Конечно, англичане их возьмут, и с англичанами в Мраморное море войдет наш крейсер «Аскольд». И сразу же мы ударим с Черного моря. В Севастополе уже готовят десант. Целую дивизию. Царьград будет нашим, и война скоро окончится. А тогда черноморский флот станет средиземноморским, будет плавать в Италию и черт знает куда, и получится сплошная красота.
— Степа! — остановил его унтер-офицер Василий Бахметьев. — Пожалуйста, перестань молоть чепуху.
— Чепуху? — возмутился Овцын. — Какую чепуху? Неужели ты не понимаешь? Турок в два счета вышибут в Азию — и конец.
— В два счета? — переспросил фельдфебель Домашенко, тоже черноморец, но не в пример Степе человек положительный.
— Нет, душа моя, не так это просто.
— Да что ты! — И, всплеснув руками, Овцын снова толкнул урну, но вовремя успел ее подхватить.
— Что ж тут трудного? Просто, как палец. Боюсь только, что мы с тобой туда не поспеем. До выпуска еще целых шесть месяцев.
— Не бойся, Степанчик, — и Бахметьев похлопал Овцына по плечу. Хороший он был, этот самый Степа Овцын. Трогательный.
— Слушай, — сказал Домашенко, — англичане уже долго возятся с Дарданеллами, и что будет дальше — неизвестно.
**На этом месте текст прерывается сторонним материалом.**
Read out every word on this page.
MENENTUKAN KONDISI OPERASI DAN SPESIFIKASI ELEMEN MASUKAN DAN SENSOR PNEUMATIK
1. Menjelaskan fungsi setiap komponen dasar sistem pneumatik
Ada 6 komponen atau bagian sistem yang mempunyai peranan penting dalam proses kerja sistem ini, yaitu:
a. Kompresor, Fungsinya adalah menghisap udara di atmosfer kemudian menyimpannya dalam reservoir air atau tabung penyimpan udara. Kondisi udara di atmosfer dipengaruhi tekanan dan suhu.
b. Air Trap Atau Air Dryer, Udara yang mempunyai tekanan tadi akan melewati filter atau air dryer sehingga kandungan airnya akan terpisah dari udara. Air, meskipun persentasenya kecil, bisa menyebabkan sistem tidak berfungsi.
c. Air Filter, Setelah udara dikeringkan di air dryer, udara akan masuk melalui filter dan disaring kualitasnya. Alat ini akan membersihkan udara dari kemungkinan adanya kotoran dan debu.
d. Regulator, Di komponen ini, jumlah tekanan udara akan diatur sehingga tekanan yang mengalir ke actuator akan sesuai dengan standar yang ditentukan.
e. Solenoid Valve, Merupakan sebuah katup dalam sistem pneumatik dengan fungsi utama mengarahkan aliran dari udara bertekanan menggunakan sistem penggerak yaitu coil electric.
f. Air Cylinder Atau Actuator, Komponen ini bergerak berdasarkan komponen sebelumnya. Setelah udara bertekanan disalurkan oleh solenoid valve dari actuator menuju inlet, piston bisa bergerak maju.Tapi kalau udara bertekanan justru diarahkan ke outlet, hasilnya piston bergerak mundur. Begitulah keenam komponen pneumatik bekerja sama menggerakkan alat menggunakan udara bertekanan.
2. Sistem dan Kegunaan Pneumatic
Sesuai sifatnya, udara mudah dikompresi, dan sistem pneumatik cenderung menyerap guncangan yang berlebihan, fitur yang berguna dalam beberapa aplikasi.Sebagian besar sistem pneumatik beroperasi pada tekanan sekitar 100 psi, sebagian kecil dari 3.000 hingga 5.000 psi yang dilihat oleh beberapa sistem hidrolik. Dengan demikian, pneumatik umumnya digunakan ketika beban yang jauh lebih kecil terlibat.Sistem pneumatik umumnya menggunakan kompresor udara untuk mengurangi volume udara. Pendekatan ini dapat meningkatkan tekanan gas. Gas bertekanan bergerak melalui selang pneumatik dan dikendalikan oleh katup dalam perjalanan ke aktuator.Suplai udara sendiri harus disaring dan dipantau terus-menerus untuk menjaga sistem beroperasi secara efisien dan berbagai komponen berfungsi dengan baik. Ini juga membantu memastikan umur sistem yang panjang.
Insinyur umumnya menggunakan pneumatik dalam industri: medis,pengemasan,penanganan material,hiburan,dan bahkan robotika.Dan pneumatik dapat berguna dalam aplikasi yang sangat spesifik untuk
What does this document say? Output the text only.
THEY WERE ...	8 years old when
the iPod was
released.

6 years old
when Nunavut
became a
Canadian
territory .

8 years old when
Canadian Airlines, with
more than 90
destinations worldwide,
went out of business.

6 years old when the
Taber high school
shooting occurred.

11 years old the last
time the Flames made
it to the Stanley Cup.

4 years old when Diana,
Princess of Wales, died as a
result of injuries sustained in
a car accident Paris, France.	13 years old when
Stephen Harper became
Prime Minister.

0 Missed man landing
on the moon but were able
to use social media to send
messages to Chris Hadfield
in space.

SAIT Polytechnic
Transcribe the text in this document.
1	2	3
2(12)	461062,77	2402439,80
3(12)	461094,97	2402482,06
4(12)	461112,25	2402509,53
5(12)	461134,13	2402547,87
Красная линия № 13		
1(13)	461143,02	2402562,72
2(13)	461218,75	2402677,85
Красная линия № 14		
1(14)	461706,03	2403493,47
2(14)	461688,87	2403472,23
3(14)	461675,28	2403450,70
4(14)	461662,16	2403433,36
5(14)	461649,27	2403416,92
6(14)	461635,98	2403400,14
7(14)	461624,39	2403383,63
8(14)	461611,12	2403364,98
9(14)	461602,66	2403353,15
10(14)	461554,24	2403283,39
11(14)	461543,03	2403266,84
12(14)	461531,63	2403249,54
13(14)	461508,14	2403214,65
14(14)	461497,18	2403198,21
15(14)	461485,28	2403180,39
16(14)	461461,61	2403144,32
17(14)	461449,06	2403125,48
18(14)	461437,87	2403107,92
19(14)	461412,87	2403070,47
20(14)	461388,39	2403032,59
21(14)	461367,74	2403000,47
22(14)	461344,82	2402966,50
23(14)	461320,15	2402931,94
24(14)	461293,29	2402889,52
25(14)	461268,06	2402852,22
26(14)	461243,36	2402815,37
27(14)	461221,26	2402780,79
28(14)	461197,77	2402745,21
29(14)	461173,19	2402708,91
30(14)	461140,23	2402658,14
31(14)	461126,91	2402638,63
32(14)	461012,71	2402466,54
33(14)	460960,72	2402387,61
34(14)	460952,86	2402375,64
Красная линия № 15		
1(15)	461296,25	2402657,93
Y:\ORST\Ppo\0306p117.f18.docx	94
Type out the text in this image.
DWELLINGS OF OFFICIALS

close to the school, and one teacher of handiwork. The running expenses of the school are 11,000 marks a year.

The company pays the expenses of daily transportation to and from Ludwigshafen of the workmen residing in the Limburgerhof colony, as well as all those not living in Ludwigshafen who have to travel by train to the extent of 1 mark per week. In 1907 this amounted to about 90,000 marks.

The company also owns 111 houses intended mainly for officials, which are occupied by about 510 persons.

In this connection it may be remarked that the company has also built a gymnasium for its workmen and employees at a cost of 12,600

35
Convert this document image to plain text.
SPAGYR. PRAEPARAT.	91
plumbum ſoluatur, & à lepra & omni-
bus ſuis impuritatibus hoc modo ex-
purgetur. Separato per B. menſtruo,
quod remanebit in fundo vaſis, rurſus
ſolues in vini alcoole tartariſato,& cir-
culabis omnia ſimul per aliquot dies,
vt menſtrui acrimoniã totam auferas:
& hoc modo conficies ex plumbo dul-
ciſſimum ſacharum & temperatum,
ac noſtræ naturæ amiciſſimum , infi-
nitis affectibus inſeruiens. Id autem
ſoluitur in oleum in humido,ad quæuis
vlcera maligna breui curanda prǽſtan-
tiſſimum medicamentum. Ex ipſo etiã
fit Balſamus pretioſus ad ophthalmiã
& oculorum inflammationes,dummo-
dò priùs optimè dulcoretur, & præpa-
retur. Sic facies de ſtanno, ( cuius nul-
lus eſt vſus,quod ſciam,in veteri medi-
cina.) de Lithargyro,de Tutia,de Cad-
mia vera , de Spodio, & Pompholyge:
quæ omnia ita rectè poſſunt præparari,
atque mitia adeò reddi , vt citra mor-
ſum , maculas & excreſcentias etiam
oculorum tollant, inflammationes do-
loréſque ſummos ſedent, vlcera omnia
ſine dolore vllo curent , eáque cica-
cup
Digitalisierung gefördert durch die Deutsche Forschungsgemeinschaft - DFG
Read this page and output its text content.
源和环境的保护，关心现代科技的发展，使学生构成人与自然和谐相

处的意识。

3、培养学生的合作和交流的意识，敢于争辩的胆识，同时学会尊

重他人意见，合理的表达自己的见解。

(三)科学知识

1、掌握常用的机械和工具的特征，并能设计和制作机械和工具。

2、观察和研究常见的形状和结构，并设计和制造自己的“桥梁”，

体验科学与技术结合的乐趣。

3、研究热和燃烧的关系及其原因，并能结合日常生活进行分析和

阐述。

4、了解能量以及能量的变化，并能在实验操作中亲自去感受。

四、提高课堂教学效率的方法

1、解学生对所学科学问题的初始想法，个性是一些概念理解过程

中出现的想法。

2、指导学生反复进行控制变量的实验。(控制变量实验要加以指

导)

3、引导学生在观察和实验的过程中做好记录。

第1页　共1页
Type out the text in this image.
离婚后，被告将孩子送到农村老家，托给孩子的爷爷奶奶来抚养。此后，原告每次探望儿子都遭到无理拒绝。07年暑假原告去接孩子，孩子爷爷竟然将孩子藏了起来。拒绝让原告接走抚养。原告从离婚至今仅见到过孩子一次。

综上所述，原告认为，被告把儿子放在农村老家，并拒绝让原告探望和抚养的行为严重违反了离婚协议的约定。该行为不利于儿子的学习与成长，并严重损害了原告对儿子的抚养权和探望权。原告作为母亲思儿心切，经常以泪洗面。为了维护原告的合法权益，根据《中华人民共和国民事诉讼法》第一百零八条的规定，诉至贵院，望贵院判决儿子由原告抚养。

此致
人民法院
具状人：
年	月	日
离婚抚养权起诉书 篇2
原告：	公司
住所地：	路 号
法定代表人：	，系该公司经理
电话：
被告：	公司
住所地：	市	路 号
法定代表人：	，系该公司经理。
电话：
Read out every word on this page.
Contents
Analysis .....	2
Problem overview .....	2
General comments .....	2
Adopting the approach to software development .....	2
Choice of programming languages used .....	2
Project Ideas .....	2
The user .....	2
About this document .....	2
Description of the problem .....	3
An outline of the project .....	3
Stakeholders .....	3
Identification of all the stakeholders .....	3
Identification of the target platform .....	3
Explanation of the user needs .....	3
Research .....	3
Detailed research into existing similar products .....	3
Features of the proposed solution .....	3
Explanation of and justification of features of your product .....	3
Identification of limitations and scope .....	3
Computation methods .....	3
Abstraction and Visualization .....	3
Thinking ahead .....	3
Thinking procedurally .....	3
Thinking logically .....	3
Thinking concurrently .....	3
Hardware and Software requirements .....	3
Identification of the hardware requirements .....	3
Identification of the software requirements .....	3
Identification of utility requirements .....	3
Попробуй назови мне случай, чтобы флот взял береговую крепость.
— Конечно, — поддержал Котельников, тихий блондин из породы зубрил, благодаря настильности своего огня судовая артиллерия не имеет возможности поражать складки местности, в которых могут укрываться батареи береговой обороны.
— Садитесь, — сказал Бахметьев, — двенадцать баллов, — и повернулся к Овцыну: — Беда мне с тобой, Степа. Втравишь ты меня в войну с Англией, потому что ей твой средиземноморский флот не понравится.
— Несомненно, — согласился Котельников. — На примере кампаний Ушакова и Сенявина ясно видно, что…
— Довольно! Довольно! — перебил Бахметьев. — Вас не спрашивают. Замолчи, пожалуйста.
Остановился, чтобы сформулировать свое окончательное суждение; по вопросу о проливах, но высказаться не успел.
В курилку боком влетел старший гардемарин Костя Патаниоти. Влетел и дал волю обуревавшим его чувствам:
— Очередной номер! Опять Арсен Люпен! Молодчинище! Опять обложил Ивана!
— Стой! — И Бахметьев поймал его за руку. — Что случилось?
— Пусти! — Костя физически не мог говорить, когда его держали.
— Вы понимаете, до чего здорово! Он прислал ему целый букет цветов.
— Кто, кому, почему и зачем? — не понял Бахметьев.
— Конечно, Арсен Люпен Ивану, а не наоборот. Ты дурак. Здоровый букет с какими-то ленточками, и на карточке написано: «За незабываемое сольное выступление такого-то числа в столовом зале Морского корпуса от благодарного поклонника» или что-то в этом роде.
— Врешь, — усомнился Домашенко. — Откуда ты знаешь, что там написано?
— Нет, не вру. Мичман Шевелев видел. С ним Иван советовался насчет французского языка. А потом рассказал нашим.
— Иван рассказал? — И Бахметьев покачал головой. — Ты что-то путаешь.